Projective symmetry group classification of $Z_3$ parafermion spin liquids on a honeycomb lattice

TL;DR

This paper introduces a parafermion parton approach to classify $Z_3$ parafermion spin liquids on a honeycomb lattice, revealing numerous symmetric solutions and providing a systematic method to discover exotic spin liquids with anyonic excitations.

Contribution

It develops a novel parafermion parton framework and projective symmetry group classification for $Z_3$ spin liquids, expanding the understanding of their symmetry properties and solution space.

Findings

Identified 9 types and 102 solutions with certain symmetries.

Found 9 types and 36 solutions under combined parity and time-reversal symmetry.
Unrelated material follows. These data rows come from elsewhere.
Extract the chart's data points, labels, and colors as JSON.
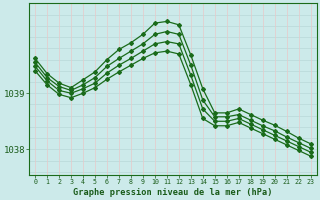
{
  "title": "Graphe pression niveau de la mer (hPa)",
  "background_color": "#cceaea",
  "line_color": "#1a6b1a",
  "vgrid_color": "#e8c8c8",
  "hgrid_color": "#b8d8d8",
  "text_color": "#1a5c1a",
  "xlim": [
    -0.5,
    23.5
  ],
  "ylim": [
    1037.55,
    1040.6
  ],
  "yticks": [
    1038.0,
    1039.0
  ],
  "series": [
    [
      1039.62,
      1039.35,
      1039.18,
      1039.1,
      1039.24,
      1039.38,
      1039.6,
      1039.78,
      1039.9,
      1040.05,
      1040.25,
      1040.28,
      1040.22,
      1039.68,
      1039.08,
      1038.65,
      1038.65,
      1038.72,
      1038.62,
      1038.52,
      1038.43,
      1038.32,
      1038.2,
      1038.1
    ],
    [
      1039.55,
      1039.28,
      1039.12,
      1039.05,
      1039.15,
      1039.28,
      1039.48,
      1039.62,
      1039.75,
      1039.88,
      1040.05,
      1040.1,
      1040.05,
      1039.5,
      1038.88,
      1038.58,
      1038.58,
      1038.62,
      1038.52,
      1038.42,
      1038.33,
      1038.22,
      1038.12,
      1038.02
    ],
    [
      1039.48,
      1039.22,
      1039.05,
      1039.0,
      1039.08,
      1039.18,
      1039.36,
      1039.5,
      1039.62,
      1039.75,
      1039.88,
      1039.92,
      1039.88,
      1039.32,
      1038.72,
      1038.5,
      1038.5,
      1038.55,
      1038.45,
      1038.35,
      1038.25,
      1038.15,
      1038.05,
      1037.95
    ],
    [
      1039.4,
      1039.15,
      1038.98,
      1038.92,
      1039.0,
      1039.1,
      1039.25,
      1039.38,
      1039.5,
      1039.62,
      1039.72,
      1039.75,
      1039.7,
      1039.15,
      1038.55,
      1038.42,
      1038.42,
      1038.48,
      1038.38,
      1038.28,
      1038.18,
      1038.08,
      1037.98,
      1037.88
    ]
  ],
  "xtick_labels": [
    "0",
    "1",
    "2",
    "3",
    "4",
    "5",
    "6",
    "7",
    "8",
    "9",
    "10",
    "11",
    "12",
    "13",
    "14",
    "15",
    "16",
    "17",
    "18",
    "19",
    "20",
    "21",
    "22",
    "23"
  ],
  "marker": "D",
  "markersize": 2.0,
  "linewidth": 0.9
}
Provided a systematic classification method for exotic spin liquids with parafermion excitations.

Abstract

To study exotic excitations described by parafermions in the possible spin liquid states of SU($n$) spin systems, we introduce a parafermion parton approach. The SU($n$) spin operators can be represented by clock and shift matrices, which are shown to be the polynomials of parafermion operators in the parafermion representation. We find that SU($n$) spins can be decomposed into $n$ parafermion matrices of degree one. In this decomposition, the spin has a $\{\bigotimes{\rm SU}(n)\}^{n-1}$ gauge symmetry. As an application, we study the one-dimensional three-state clock model and generalized Kitaev model by a mean-field theory, both of them have been proved to be related to parafermion excitations. We find that with the symmetries of translations, $6$-fold rotation and combination of parity and time reversal, there are $9$ types and $102$ solutions for two-dimensional $Z_3$ parafermion spin liquids on the honeycomb lattice. On the contrast, there are $9$ types and $36$ solutions if both parity and time-reversal symmetries are present. Our results provide a novel route for the systematic search of new types of spin liquids with exotic anyon excitations.